Like David, who carried stones to face a giant. Like Gideon, who used 300 men with lanterns and clay pots and trumpets against an army of 135,000. Like Esther, who had just her own self and her cousin’s words to spur her into action against the second most powerful man in the empire. Like Corrie Ten Boom, a watchmaker’s daughter who fell into the clutches of the Nazi army and yet spread the saving gospel of Christ to thousands and thousands.
Like my friend Lisa, who carried this diagnoses of lymphoma into cancer wards while clinging tight to the love and grace of God.
There, with those who were walking hopeless, Lisa shared the news of hope. There, where so many faced depression as chemo treatments went on and on, Lisa was able to serve from her own broken weakness. From the position of a patient with terminal brain cancer.
I couldn’t get the words out of my head. Serve from your weakness.
I’ve been in a weak place lately. I won’t share all the story, but anyone who understands attachment disorders will understand when I say that raising my older adopted children is a hard road.
I love them. I’m thankful every day for them.
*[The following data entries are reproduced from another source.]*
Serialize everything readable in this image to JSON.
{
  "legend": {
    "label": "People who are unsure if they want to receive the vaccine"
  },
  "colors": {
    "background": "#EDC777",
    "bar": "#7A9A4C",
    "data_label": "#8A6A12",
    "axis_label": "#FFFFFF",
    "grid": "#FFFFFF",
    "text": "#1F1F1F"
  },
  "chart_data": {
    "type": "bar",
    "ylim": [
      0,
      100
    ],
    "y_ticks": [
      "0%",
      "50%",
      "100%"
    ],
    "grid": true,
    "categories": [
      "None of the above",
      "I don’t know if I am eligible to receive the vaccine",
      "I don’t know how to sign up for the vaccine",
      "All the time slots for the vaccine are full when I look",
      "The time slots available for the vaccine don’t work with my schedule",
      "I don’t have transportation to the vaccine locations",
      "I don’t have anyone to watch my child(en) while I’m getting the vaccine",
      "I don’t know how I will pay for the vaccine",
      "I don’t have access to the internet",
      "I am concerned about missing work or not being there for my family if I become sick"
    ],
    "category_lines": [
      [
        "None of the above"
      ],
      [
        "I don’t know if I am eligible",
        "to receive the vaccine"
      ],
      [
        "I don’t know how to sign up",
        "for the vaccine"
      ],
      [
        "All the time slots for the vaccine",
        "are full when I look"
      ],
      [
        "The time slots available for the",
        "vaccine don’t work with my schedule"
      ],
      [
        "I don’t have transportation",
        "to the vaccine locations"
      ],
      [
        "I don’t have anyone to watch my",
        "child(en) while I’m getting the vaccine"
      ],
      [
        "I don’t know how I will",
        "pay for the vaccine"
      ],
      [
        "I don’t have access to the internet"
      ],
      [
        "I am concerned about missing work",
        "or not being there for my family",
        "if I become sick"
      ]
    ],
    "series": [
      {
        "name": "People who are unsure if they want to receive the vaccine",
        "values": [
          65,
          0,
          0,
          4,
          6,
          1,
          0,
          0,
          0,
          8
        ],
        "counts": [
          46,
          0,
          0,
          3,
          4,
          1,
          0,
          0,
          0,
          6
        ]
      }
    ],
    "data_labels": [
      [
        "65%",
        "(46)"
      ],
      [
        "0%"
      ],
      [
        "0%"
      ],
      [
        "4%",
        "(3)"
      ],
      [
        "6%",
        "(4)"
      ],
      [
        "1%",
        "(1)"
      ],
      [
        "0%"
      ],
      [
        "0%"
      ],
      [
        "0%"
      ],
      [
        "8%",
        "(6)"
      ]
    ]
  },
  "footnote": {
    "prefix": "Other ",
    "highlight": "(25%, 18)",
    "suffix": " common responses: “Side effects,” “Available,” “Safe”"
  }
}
There is so much beauty and so much grace and so much hope—even here.
But I’m not strong enough in myself to do this well.
And that night, as I sat in a friend’s living room, listening to Lisa share about God’s rhema to her, something bitter and broken began releasing from my heart.
I was believing lies. Lies about my abilities and what was expected of me and how I was absolutely going to fail so miserably at being a mom.
God’s words settled around me, filling the places where bitterness toward myself and my children was trying hard to set up residence.
I realized it’s okay when I’m in a weak spot.
God can be glorified in my weakness. Especially in my weakness. I knew this truth, but I forget it when I’m feeling my worst.
I don’t know if there are words to explain how wonderful-beautiful this truth has been for my heart. The settling. The refining. The grace that is so abundant.
I can do God’s work, even when I am empty of any of my own strength. I can serve, even when I feel exhausted and worn out. I can bring glory to God, even when my house, my heart, my life seem to be in tattered pieces.
Because my ability to be a child of God has nothing to do with my own strength.
The week after Lisa shared, the week after God began writing this reminder into my being, we were all left in awe.
We got the message and sat at our kitchen table looking at the text in surprise. Lisa’s terminal cancer was gone. They did more tests, the doctors were confused and astounded.
Somehow, someway, the cancer that had given her maybe two years with aggressive treatment was gone completely.
A pure, complete miracle.
We rejoice in Lisa’s life. In her testimony. In the testimonies of her children. In God’s miraculous touch on her life.
And I am quieted and wrapped in this unbelievable comfort.
God still does miracles.
He still heals up broken things. He takes my weakness and has all the power, all the right, all the ability–to reach down and touch my home, my heart, my children.
Maybe it will be a sudden miracle. Maybe it will be a slow refining, over years and with many tears.
But regardless, when I am at my weakest point, I’m really the very strongest. Because when I am empty of my own strength, the power and glory of God is free to work in me, over me, and through me.
The same is true for you.
If you feel overcome and weak, dear ones, take heart! The Creator and Redeemer-of-All has overcome this world. His power is endless. His love all encompassing. His grace deep enough to fill in all of your emptiness.
You are the strongest when you are at your weakest– when you are face to face with your desperate need for God and His grace. Because it is in your weakness that you’ll find He’s still Emmanuel. The God-right-here-with-Us.